What happened in Iceland in October 2008 has no parallel in history. The Icelandic economy crashed, following the collapse of the country's main banks. This led to Kreppa, Icelandic for crisis. The plunge was preceded by ten years of miraculous growth during which it seemed everyone would come out as a winner.
Rapid business expansion can be a means for a nation to improve its image, enhance the living standards of its citizens and increase the tax revenue of the state. If pursued wisely, this strategy can be very successful. On the other hand, for small countries one mistake can be disastrous.
Iceland chose rapid international expansion in the financial markets as a national strategy.

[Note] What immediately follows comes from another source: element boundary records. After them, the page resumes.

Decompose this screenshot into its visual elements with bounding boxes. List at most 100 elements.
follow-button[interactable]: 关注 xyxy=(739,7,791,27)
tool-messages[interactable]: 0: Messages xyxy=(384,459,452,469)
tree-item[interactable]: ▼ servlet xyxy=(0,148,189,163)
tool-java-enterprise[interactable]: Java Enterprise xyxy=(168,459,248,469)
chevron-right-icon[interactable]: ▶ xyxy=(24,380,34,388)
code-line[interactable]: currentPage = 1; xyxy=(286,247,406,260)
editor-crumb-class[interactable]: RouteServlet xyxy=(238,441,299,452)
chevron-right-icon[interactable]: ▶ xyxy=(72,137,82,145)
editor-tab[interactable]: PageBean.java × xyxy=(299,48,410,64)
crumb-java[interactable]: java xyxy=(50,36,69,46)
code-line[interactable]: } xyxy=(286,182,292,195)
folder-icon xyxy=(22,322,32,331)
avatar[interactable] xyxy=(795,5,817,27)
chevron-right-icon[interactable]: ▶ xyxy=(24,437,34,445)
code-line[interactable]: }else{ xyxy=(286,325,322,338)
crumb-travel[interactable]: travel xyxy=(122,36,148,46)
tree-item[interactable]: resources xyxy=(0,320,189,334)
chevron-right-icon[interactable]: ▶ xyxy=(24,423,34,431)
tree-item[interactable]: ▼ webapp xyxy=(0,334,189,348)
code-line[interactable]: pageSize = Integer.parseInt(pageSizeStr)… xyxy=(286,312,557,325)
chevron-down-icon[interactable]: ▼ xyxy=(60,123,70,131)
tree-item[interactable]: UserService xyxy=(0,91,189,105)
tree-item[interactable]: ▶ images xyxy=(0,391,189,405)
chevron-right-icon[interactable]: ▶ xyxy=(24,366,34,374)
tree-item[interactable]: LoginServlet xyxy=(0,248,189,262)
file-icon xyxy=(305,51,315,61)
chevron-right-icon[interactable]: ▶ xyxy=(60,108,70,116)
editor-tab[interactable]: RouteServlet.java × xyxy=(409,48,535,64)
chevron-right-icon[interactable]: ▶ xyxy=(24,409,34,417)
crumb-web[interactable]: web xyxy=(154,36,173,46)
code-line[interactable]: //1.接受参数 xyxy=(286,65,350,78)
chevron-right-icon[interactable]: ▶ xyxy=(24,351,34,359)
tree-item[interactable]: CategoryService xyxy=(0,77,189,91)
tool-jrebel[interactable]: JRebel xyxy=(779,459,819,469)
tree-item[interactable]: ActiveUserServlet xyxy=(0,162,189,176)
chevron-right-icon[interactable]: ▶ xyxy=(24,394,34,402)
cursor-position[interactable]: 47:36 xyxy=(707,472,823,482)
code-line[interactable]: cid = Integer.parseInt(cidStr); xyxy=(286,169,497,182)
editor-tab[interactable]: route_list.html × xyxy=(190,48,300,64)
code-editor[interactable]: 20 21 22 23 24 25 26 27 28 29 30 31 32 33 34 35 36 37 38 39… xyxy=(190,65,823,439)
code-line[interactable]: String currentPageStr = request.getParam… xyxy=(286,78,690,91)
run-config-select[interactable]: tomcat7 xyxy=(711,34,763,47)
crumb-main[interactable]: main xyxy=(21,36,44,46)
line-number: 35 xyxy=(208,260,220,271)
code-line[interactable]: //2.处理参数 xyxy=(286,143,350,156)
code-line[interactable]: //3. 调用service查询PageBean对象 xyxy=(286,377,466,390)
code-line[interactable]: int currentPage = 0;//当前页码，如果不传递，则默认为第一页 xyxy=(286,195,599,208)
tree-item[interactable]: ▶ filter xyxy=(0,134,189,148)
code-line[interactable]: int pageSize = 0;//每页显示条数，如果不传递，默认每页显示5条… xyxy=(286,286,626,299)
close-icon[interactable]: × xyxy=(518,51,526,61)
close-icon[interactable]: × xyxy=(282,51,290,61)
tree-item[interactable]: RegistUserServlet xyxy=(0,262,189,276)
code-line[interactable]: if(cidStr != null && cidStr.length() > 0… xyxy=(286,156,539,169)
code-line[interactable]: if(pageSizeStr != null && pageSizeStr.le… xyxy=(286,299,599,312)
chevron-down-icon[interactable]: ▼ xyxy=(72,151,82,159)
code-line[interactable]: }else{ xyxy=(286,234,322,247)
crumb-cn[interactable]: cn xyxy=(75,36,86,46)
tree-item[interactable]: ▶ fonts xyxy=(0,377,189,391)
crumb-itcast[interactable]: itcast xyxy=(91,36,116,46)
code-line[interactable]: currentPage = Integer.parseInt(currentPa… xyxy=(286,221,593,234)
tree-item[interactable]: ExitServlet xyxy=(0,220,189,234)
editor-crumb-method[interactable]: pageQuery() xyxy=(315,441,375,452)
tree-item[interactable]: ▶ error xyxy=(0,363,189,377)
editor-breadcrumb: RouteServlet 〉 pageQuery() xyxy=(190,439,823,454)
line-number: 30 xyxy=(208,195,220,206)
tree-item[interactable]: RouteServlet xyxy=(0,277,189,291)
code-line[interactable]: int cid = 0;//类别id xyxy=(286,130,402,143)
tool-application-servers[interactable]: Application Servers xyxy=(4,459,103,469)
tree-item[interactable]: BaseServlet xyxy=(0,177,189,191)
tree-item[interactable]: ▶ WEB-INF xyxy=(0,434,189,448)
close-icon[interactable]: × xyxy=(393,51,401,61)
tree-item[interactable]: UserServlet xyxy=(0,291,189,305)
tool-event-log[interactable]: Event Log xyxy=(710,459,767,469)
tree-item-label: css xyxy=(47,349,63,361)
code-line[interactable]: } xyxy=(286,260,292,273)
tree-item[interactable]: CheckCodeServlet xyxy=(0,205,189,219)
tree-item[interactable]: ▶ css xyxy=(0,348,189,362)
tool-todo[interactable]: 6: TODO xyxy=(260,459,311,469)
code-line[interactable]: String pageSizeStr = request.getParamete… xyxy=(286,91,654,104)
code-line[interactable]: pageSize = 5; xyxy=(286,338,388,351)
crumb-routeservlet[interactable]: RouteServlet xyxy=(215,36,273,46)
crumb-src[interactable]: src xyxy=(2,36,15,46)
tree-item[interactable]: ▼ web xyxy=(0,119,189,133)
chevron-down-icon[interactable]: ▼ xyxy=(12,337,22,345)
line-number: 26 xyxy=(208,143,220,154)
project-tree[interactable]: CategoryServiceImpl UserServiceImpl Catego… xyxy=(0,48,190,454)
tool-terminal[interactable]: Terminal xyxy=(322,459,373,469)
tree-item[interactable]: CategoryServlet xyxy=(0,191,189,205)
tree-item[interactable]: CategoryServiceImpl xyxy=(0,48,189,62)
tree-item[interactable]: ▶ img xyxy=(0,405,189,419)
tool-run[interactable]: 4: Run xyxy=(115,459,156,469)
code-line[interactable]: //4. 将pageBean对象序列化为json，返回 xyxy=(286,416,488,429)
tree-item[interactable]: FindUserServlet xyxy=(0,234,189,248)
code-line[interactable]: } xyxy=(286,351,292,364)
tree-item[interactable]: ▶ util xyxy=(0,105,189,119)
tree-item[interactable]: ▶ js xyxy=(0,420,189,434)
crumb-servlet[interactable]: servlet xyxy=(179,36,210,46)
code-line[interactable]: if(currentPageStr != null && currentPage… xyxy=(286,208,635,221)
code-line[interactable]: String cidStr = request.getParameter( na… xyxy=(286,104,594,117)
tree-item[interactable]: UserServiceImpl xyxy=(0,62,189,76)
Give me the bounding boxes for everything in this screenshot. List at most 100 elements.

Influential Icelanders worked together with the aim of making the country richer and more influential. The press seldom questioned this risky strategy. The living standards of the citizens rose for a long time, which resulted in popular support. The government and the central bank felt all the time they were in total control of the situation. Nobody was supposed to criticize the chosen path to rapid growth and international success.

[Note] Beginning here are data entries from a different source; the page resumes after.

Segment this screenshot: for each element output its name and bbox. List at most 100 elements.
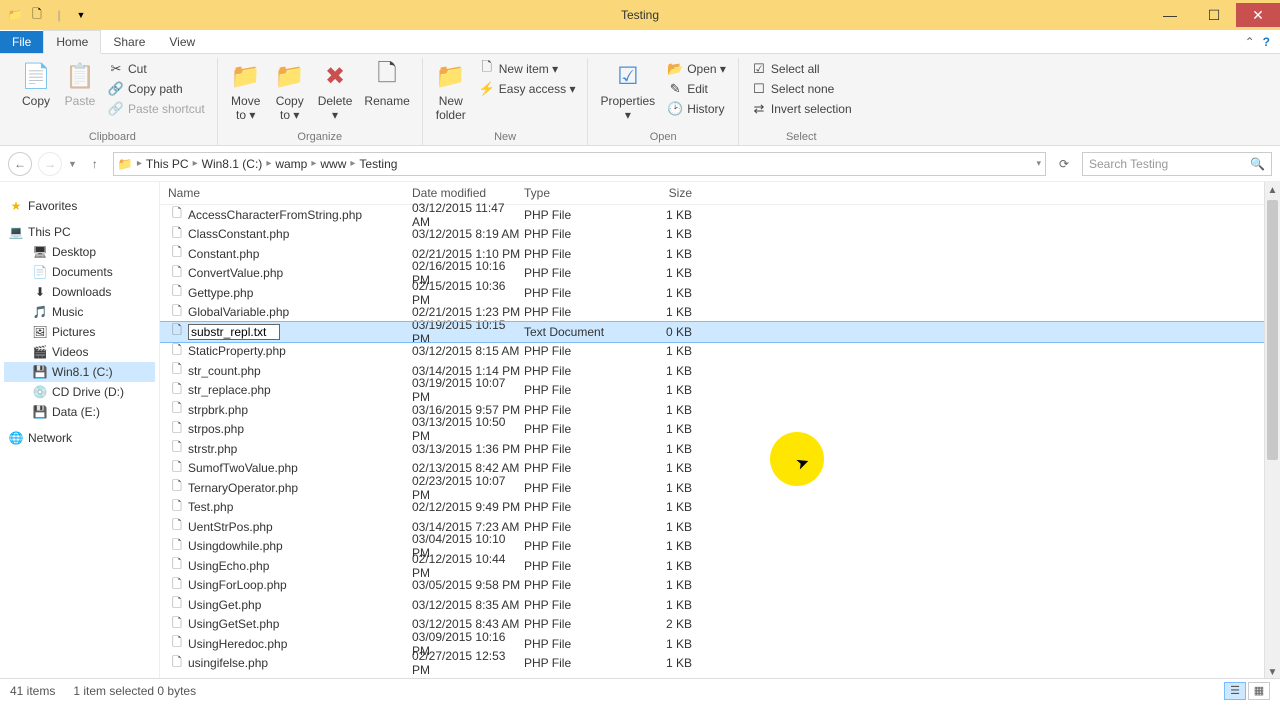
invert-selection-button[interactable]: ⇄Invert selection [749, 100, 854, 118]
file-row[interactable]: 🗋strpbrk.php03/16/2015 9:57 PMPHP File1 … [160, 400, 1280, 420]
network-node[interactable]: 🌐Network [4, 428, 155, 448]
scroll-up-icon[interactable]: ▲ [1265, 182, 1280, 198]
file-row[interactable]: 🗋ConvertValue.php02/16/2015 10:16 PMPHP … [160, 264, 1280, 284]
refresh-button[interactable]: ⟳ [1052, 152, 1076, 176]
rename-input[interactable] [188, 324, 280, 340]
file-row[interactable]: 🗋UsingGetSet.php03/12/2015 8:43 AMPHP Fi… [160, 615, 1280, 635]
file-row[interactable]: 🗋Constant.php02/21/2015 1:10 PMPHP File1… [160, 244, 1280, 264]
nav-item[interactable]: 🖥Desktop [4, 242, 155, 262]
file-row[interactable]: 🗋AccessCharacterFromString.php03/12/2015… [160, 205, 1280, 225]
paste-button[interactable]: 📋 Paste [58, 58, 102, 110]
forward-button[interactable]: → [38, 152, 62, 176]
open-button[interactable]: 📂Open ▾ [665, 60, 728, 78]
status-bar: 41 items 1 item selected 0 bytes ☰ ▦ [0, 678, 1280, 702]
nav-item[interactable]: 🎬Videos [4, 342, 155, 362]
easy-access-button[interactable]: ⚡Easy access ▾ [477, 80, 578, 98]
crumb-this-pc[interactable]: This PC [146, 157, 189, 171]
file-row[interactable]: 🗋SumofTwoValue.php02/13/2015 8:42 AMPHP … [160, 459, 1280, 479]
file-row[interactable]: 🗋StaticProperty.php03/12/2015 8:15 AMPHP… [160, 342, 1280, 362]
search-input[interactable] [1089, 157, 1250, 171]
file-row[interactable]: 🗋str_count.php03/14/2015 1:14 PMPHP File… [160, 361, 1280, 381]
this-pc-node[interactable]: 💻This PC [4, 222, 155, 242]
icons-view-button[interactable]: ▦ [1248, 682, 1270, 700]
copy-path-button[interactable]: 🔗Copy path [106, 80, 207, 98]
file-size: 1 KB [640, 461, 700, 475]
select-all-button[interactable]: ☑Select all [749, 60, 854, 78]
search-box[interactable]: 🔍 [1082, 152, 1272, 176]
history-icon: 🕑 [667, 101, 683, 117]
file-row[interactable]: 🗋UsingHeredoc.php03/09/2015 10:16 PMPHP … [160, 634, 1280, 654]
address-dropdown-icon[interactable]: ▾ [1036, 158, 1041, 169]
nav-item[interactable]: 🖼Pictures [4, 322, 155, 342]
file-row[interactable]: 🗋Gettype.php02/15/2015 10:36 PMPHP File1… [160, 283, 1280, 303]
file-tab[interactable]: File [0, 31, 43, 53]
file-row[interactable]: 🗋strpos.php03/13/2015 10:50 PMPHP File1 … [160, 420, 1280, 440]
new-folder-button[interactable]: 📁New folder [429, 58, 473, 124]
properties-icon[interactable]: 🗋 [28, 6, 46, 24]
file-icon: 🗋 [168, 458, 186, 479]
delete-button[interactable]: ✖Delete ▾ [312, 58, 359, 124]
search-icon: 🔍 [1250, 157, 1265, 171]
file-row[interactable]: 🗋ClassConstant.php03/12/2015 8:19 AMPHP … [160, 225, 1280, 245]
file-size: 1 KB [640, 481, 700, 495]
file-row[interactable]: 🗋UsingGet.php03/12/2015 8:35 AMPHP File1… [160, 595, 1280, 615]
scrollbar[interactable]: ▲ ▼ [1264, 182, 1280, 680]
nav-item[interactable]: 💾Data (E:) [4, 402, 155, 422]
cut-button[interactable]: ✂Cut [106, 60, 207, 78]
select-none-button[interactable]: ☐Select none [749, 80, 854, 98]
file-row[interactable]: 🗋str_replace.php03/19/2015 10:07 PMPHP F… [160, 381, 1280, 401]
favorites-node[interactable]: ★Favorites [4, 196, 155, 216]
col-size[interactable]: Size [640, 186, 700, 200]
file-row[interactable]: 🗋UsingForLoop.php03/05/2015 9:58 PMPHP F… [160, 576, 1280, 596]
file-row[interactable]: 🗋03/19/2015 10:15 PMText Document0 KB [160, 322, 1280, 342]
file-row[interactable]: 🗋GlobalVariable.php02/21/2015 1:23 PMPHP… [160, 303, 1280, 323]
details-view-button[interactable]: ☰ [1224, 682, 1246, 700]
file-row[interactable]: 🗋usingifelse.php02/27/2015 12:53 PMPHP F… [160, 654, 1280, 674]
col-name[interactable]: Name [168, 186, 412, 200]
copy-to-button[interactable]: 📁Copy to ▾ [268, 58, 312, 124]
nav-item[interactable]: 🎵Music [4, 302, 155, 322]
home-tab[interactable]: Home [43, 30, 101, 54]
crumb-www[interactable]: www [320, 157, 346, 171]
copy-path-icon: 🔗 [108, 81, 124, 97]
edit-button[interactable]: ✎Edit [665, 80, 728, 98]
view-tab[interactable]: View [157, 31, 207, 53]
share-tab[interactable]: Share [101, 31, 157, 53]
col-type[interactable]: Type [524, 186, 640, 200]
nav-item[interactable]: 💿CD Drive (D:) [4, 382, 155, 402]
close-button[interactable]: ✕ [1236, 3, 1280, 27]
file-row[interactable]: 🗋UentStrPos.php03/14/2015 7:23 AMPHP Fil… [160, 517, 1280, 537]
crumb-testing[interactable]: Testing [359, 157, 397, 171]
nav-item[interactable]: ⬇Downloads [4, 282, 155, 302]
scroll-thumb[interactable] [1267, 200, 1278, 460]
copy-button[interactable]: 📄 Copy [14, 58, 58, 110]
new-item-button[interactable]: 🗋New item ▾ [477, 60, 578, 78]
file-row[interactable]: 🗋UsingEcho.php02/12/2015 10:44 PMPHP Fil… [160, 556, 1280, 576]
col-date[interactable]: Date modified [412, 186, 524, 200]
maximize-button[interactable]: ☐ [1192, 3, 1236, 27]
crumb-drive[interactable]: Win8.1 (C:) [202, 157, 263, 171]
paste-shortcut-button[interactable]: 🔗Paste shortcut [106, 100, 207, 118]
qat-dropdown-icon[interactable]: ▼ [72, 6, 90, 24]
file-row[interactable]: 🗋Test.php02/12/2015 9:49 PMPHP File1 KB [160, 498, 1280, 518]
crumb-wamp[interactable]: wamp [275, 157, 307, 171]
address-bar[interactable]: 📁 ▸ This PC▸ Win8.1 (C:)▸ wamp▸ www▸ Tes… [113, 152, 1046, 176]
properties-button[interactable]: ☑Properties ▾ [594, 58, 661, 124]
rename-button[interactable]: 🗋Rename [358, 58, 415, 110]
file-row[interactable]: 🗋TernaryOperator.php02/23/2015 10:07 PMP… [160, 478, 1280, 498]
move-to-button[interactable]: 📁Move to ▾ [224, 58, 268, 124]
history-button[interactable]: 🕑History [665, 100, 728, 118]
file-row[interactable]: 🗋Usingdowhile.php03/04/2015 10:10 PMPHP … [160, 537, 1280, 557]
up-button[interactable]: ↑ [83, 152, 107, 176]
file-size: 1 KB [640, 305, 700, 319]
file-size: 1 KB [640, 520, 700, 534]
minimize-button[interactable]: — [1148, 3, 1192, 27]
help-icon[interactable]: ? [1263, 35, 1270, 49]
nav-item[interactable]: 📄Documents [4, 262, 155, 282]
nav-item[interactable]: 💾Win8.1 (C:) [4, 362, 155, 382]
file-row[interactable]: 🗋strstr.php03/13/2015 1:36 PMPHP File1 K… [160, 439, 1280, 459]
file-icon: 🗋 [168, 438, 186, 459]
collapse-ribbon-icon[interactable]: ⌃ [1245, 35, 1255, 49]
back-button[interactable]: ← [8, 152, 32, 176]
recent-locations-button[interactable]: ▼ [68, 159, 77, 169]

This strategy failed revealing the shortcomings of the financial supervisory system and the risks of a national consensus nobody dares to question. Finnish think tank e2 has together with Magma and some other institutions published a report on the lessons that can be learned from these events. It is important to prevent similar crises from occurring in the future, in Iceland and other parts of the world.
Kreppa - What We Should Learn from the Icelandic Crisis presents the reasons behind the crisis, analyses the lessons and looks at Iceland's long-term policy options.
The authors of the report represent a variety of nationalities and backgrounds.